Quantum properties have physical states that are only distinguished probabilistically. Those states overlap in time in unfamiliar ways, not in line with how we experience the physical world. At times, the physical properties behind the quantum states may not be observable with certainty like those that non-quantum computers rely on. Hence, in addition to the familiar binary states encoded logically as 0 or 1, they effectively introduce a third physical state that is neither 0 nor 1 with certainty. The desired computation occurs at this quantum state. Maintaining it is not easy. It is a big challenge for the quantum machine. To sum up, instead of a bit (binary digit), the new unit of information is tri-state, denoted as Qbit.

Clearly, quantum computers demand very different technology. What may be less obvious but more important is the fundamental change in the underlying switching behavior of the physical machine. Rapidly changing states that overlap in time are naturally parallel at a level lower than a computation. Switching is much faster but also, unfortunately, much more difficult to predict and control.

Quantum switching promises to overcome the polynomial efficiency limitation of conventional computers. In those machines, the solution time must grow like a polynomial function of the input size to solve arbitrary instances of problems, as large as we need, in a reasonable time. Otherwise, we are limited to tiny problem instances. For example, for some reason, we can only universally solve (like in the case of sorting) some seemingly simple problems with practical uses, such as the Knapsack problem, in times that grow like an exponential function or worse on non-quantum computers. The new machines are not subject to that limitation on run time growth. However, they will need new algorithms to exploit different physics. Applications that suffer from the growth limitation should see fundamental advantages. Those who rely on it, most notably secure computing, will face a huge problem.
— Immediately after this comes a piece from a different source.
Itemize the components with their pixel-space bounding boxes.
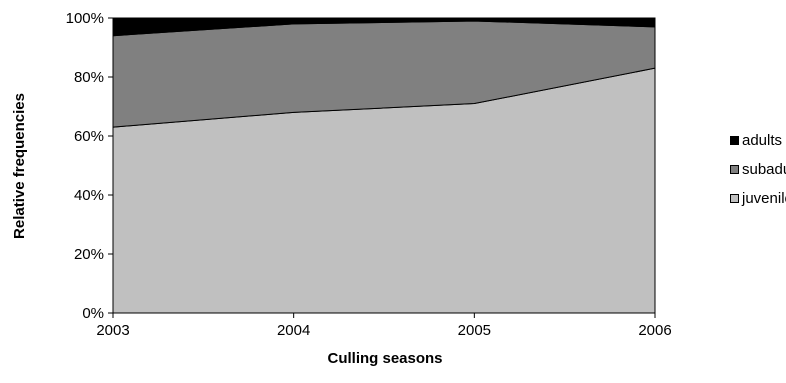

Some experts thought at times that quantum computers would be the next big thing, eventually replacing conventional computers, at least in main impact areas, and thus radically changing our computing experience. Some remain skeptical and, at best, think quantum computers may serve a specialized role, that is, if we can overcome significant technical software and hardware issues. Time will tell. As of this writing, quantum computing is no longer a futuristic thing. Major technology players are shipping production real-world machines. They continue to pour enormous resources into the field, with substantial, steady progress reported.